Bloomberg Línea — As tarifas de 50% anunciadas por Donald Trump para produtos brasileiros, se colocadas em prática a partir de agosto, vão causar impacto mais relevante sobre setores cujas exportações têm os Estados Unidos como um dos principais mercados.
De forma agregada, a economia brasileira está entre as mais fechadas do mundo, ou seja, tem limitada exposição ao comércio exterior - e isso inclui os EUA, destino do equivalente a cerca de 12% do total das exportações do Brasil em 2024 e que responde por cerca de 2% do PIB (Produto Interno Bruto) do país.
Além disso, o Brasil tem uma pauta de exportações diversificada tanto do ponto de vista de produtos como de mercados, o que ameniza o impacto das tarifas.
Leia mais: Nova tarifa de Trump ao Brasil pode tirar até 0,4 ponto do PIB, diz Goldman Sachs
Mas essa análise preliminar se aplica de modo geral; no recorte específico, a situação muda, segundo ressaltaram analistas que se dedicaram à questão.
“Segmentos altamente dependentes do mercado norte-americano poderão sofrer efeitos significativos”, apontaram em relatório em abril os analistas Iana Ferrão e Pedro Oliveira, do time de research do BTG Pactual, à luz do anúncio inicial das chamadas tarifas recíprocas de Trump.
Segundo os analistas da área de pesquisas do banco de investimento, “produtos como semimanufaturados de ferro e aço (que destinam 72,5% de suas exportações aos EUA), aeronaves (63,2%), materiais de construção (57,5%), etanol (48,5%), madeira e derivados (43,3%) e petróleo e derivados (27,9%) estão entre os mais vulneráveis à aplicação de tarifas”.
No caso de aeronaves, a empresa em questão é a Embraer (EMBR3), que tem em companhias aéreas americanas algumas de suas principais clientes.
Segundo o Banco Central, que preparou um relatório sobre as relações comerciais do Brasil também no contexto das tarifas de Trump - mas antes das taxas de 50% anunciadas ontem -, perto de 40% das exportações aos EUA estão concentradas em cinco categorias de produtos: petróleo, semiacabados de ferro e aço, ferro gusa, café e aeronaves.
Leia mais: Embraer acerta pedido de US$ 3,6 bilhões com a SkyWest para 60 aeronaves
Entre as principais exportações em valores aproximados em 2024 estiveram: petróleo bruto (US$ 6 bilhões), semifaturados de aço e ferro fundidos (US$ 4,9 bilhões) e aeronaves (US$ 2,7 bilhões), além de produtos do agro como café (US$ 1,9 bilhão), celulose (US$ 1,5 bilhão) e carne bovina in natura (US$ 900 milhões).
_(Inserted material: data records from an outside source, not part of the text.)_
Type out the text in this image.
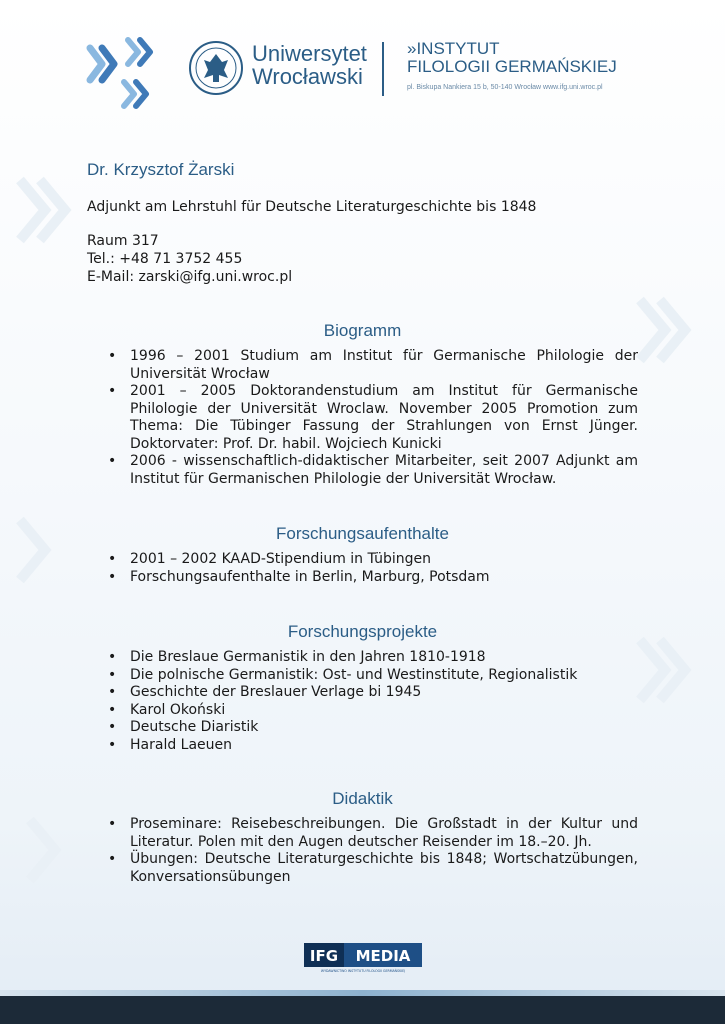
Uniwersytet
Wrocławski
»INSTYTUT
FILOLOGII GERMAŃSKIEJ
pl. Biskupa Nankiera 15 b, 50-140 Wrocław www.ifg.uni.wroc.pl
Dr. Krzysztof Żarski
Adjunkt am Lehrstuhl für Deutsche Literaturgeschichte bis 1848
Raum 317
Tel.: +48 71 3752 455
E-Mail: zarski@ifg.uni.wroc.pl
Biogramm
• 1996 – 2001 Studium am Institut für Germanische Philologie der Universität Wrocław
• 2001 – 2005 Doktorandenstudium am Institut für Germanische Philologie der Universität Wroclaw. November 2005 Promotion zum Thema: Die Tübinger Fassung der Strahlungen von Ernst Jünger. Doktorvater: Prof. Dr. habil. Wojciech Kunicki
• 2006 - wissenschaftlich-didaktischer Mitarbeiter, seit 2007 Adjunkt am Institut für Germanischen Philologie der Universität Wrocław.
Forschungsaufenthalte
• 2001 – 2002 KAAD-Stipendium in Tübingen
• Forschungsaufenthalte in Berlin, Marburg, Potsdam
Forschungsprojekte
• Die Breslaue Germanistik in den Jahren 1810-1918
• Die polnische Germanistik: Ost- und Westinstitute, Regionalistik
• Geschichte der Breslauer Verlage bi 1945
• Karol Okoński
• Deutsche Diaristik
• Harald Laeuen
Didaktik
• Proseminare: Reisebeschreibungen. Die Großstadt in der Kultur und Literatur. Polen mit den Augen deutscher Reisender im 18.–20. Jh.
• Übungen: Deutsche Literaturgeschichte bis 1848; Wortschatzübungen, Konversationsübungen
IFG MEDIA
WYDAWNICTWO INSTYTUTU FILOLOGII GERMAŃSKIEJ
Os dados acima são do governo brasileiro e foram citados em relatório da consultoria de análise política da Arko Advice, enviado a clientes.
No primeiro semestre de 2025, a concentração das cinco categorias mais exportadas teve ligeira queda para o equivalente a 37% do total que vai para os EUA.
Na resposta inicial do governo brasileiro à carta de Donald Trump com as tarifas, o presidente Luiz Inácio Lula da Silva apontou dados da balança comercial entre os dois países para ressaltar que, na história recente, o país tem sistematicamente déficits com os Estados Unidos, que somaram US$ 410 bilhões em 15 anos.
Esse é o resultado prático das relações de economias de tamanho muito desiguais: o PIB americano em 2024 ficou em US$ 29,2 trilhões, ou mais de 13 vezes o PIB brasileiro, de aproximados US$ 2,18 trilhões.
Mas, do ponto de vista de tarifas médias, o Brasil de fato cobra alíquotas mais altas do que os EUA, sem contar barreiras não tarifárias, como sanitárias.
“A tarifa média ponderada pelo volume de importações do Brasil é cerca de 5,8%, contra cerca de 1,3% dos EUA”, escreveram os analistas do BTG.
Por outro lado, segundo eles, “o protecionismo brasileiro decorre sobretudo do uso de barreiras não tarifárias, mais do que das tarifas”.
Leia mais: Tarifa de Trump é demonstração de força para punir o Brasil por Brics, diz professor
Segundo cálculos da equipe de pesquisas do Goldman Sachs, a medida do governo Trump, se de fato for colocada em prática, pode levar a um aumento de 35,5 pontos percentuais na tarifa de importação efetiva cobrada de produtos brasileiros.
A cifra leva em conta as tarifas já anunciadas e a imposição de novas tarifas setoriais, que o banco espera que entrem em vigor, como a tarifa de 50% sobre cobre e de 25% sobre produtos farmacêuticos, semicondutores, minerais críticos e produtos de madeira, previstas para o terceiro trimestre de 2025.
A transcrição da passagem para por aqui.